The basis of revalidation then follows that review of the annual appraisal output, and progress against the agreed PDP forms the basis for a decision regarding recommendation. The GMC bestows and renews a doctor’s licence to practice, but relies heavily on the Responsible Officer and their appraisers to make that decision.
Overall, revalidation is a relatively low benchmark, requiring collation of evidence of day-to-day practice, and a reflection upon this evidence. Much of the process is formative, with the summative approach of testing having thus far been avoided. Inherent within the process is a repeated test of probity, whether that be the formal declaration of health, or the checks and balances created by the flow of information between agencies.
The evidence from Professor Burke’s article is that revalidation is beginning to improve internal communication and quality improvement locally.

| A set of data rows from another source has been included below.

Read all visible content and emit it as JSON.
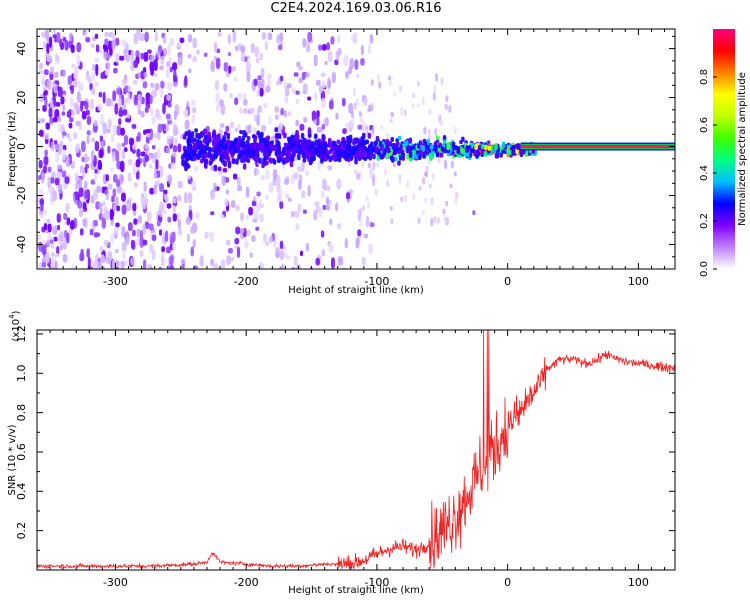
{
  "figure": {
    "title": "C2E4.2024.169.03.06.R16"
  },
  "chart_data": [
    {
      "type": "heatmap",
      "xlabel": "Height of straight line (km)",
      "ylabel": "Frequency (Hz)",
      "xlim": [
        -360,
        128
      ],
      "ylim": [
        -50,
        48
      ],
      "x_ticks": [
        -300,
        -200,
        -100,
        0,
        100
      ],
      "y_ticks": [
        -40,
        -20,
        0,
        20,
        40
      ],
      "colorbar": {
        "label": "Normalized spectral amplitude",
        "range": [
          0.0,
          1.0
        ],
        "ticks": [
          "0.0",
          "0.2",
          "0.4",
          "0.6",
          "0.8"
        ],
        "colors": [
          "#ffffff",
          "#c080ff",
          "#8000ff",
          "#0000ff",
          "#00c0ff",
          "#00ff80",
          "#40ff00",
          "#c0ff00",
          "#ffff00",
          "#ff8000",
          "#ff0000",
          "#ff0080"
        ]
      },
      "features": {
        "noise_x_range": [
          -360,
          -120
        ],
        "signal_x_range": [
          -250,
          20
        ],
        "tone_x_range": [
          10,
          128
        ],
        "tone_frequency": 0
      }
    },
    {
      "type": "line",
      "xlabel": "Height of straight line (km)",
      "ylabel": "SNR (10 * v/v)",
      "multiplier_label": "(x10",
      "multiplier_exponent": "4",
      "xlim": [
        -360,
        128
      ],
      "ylim": [
        0,
        1.22
      ],
      "x_ticks": [
        -300,
        -200,
        -100,
        0,
        100
      ],
      "y_ticks": [
        "0.2",
        "0.4",
        "0.6",
        "0.8",
        "1.0",
        "1.2"
      ],
      "color": "#ee2222",
      "series": [
        {
          "x": [
            -360,
            -330,
            -300,
            -270,
            -240,
            -230,
            -226,
            -220,
            -200,
            -180,
            -160,
            -140,
            -120,
            -110,
            -100,
            -90,
            -80,
            -70,
            -60,
            -50,
            -40,
            -35,
            -30,
            -25,
            -20,
            -15,
            -10,
            -5,
            0,
            5,
            10,
            15,
            20,
            25,
            30,
            40,
            50,
            60,
            70,
            75,
            80,
            90,
            100,
            110,
            120,
            128
          ],
          "y": [
            0.02,
            0.02,
            0.02,
            0.02,
            0.03,
            0.04,
            0.09,
            0.04,
            0.03,
            0.02,
            0.02,
            0.03,
            0.03,
            0.05,
            0.08,
            0.11,
            0.12,
            0.1,
            0.14,
            0.2,
            0.28,
            0.33,
            0.4,
            0.45,
            0.52,
            0.58,
            0.62,
            0.67,
            0.73,
            0.77,
            0.8,
            0.86,
            0.9,
            0.95,
            1.02,
            1.07,
            1.07,
            1.05,
            1.07,
            1.1,
            1.08,
            1.06,
            1.05,
            1.04,
            1.03,
            1.03
          ]
        }
      ]
    }
  ]
}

Orthopaedics as a profession must work together to ensure that we continue to demonstrate leadership on data collection and the interrogation and implementation into practice of outcomes data. Consequent to this is the current preference to resist the professionally damaging and often misleading publication of low-quality surgeon level data in the public domain, which offers little benefit to any party. This position can only be justified and defended if individuals utilise the opportunity afforded them by appraisal, to openly discuss and reflect upon their data and employ practice changes to continually improve as a doctor and offer benefit to patients.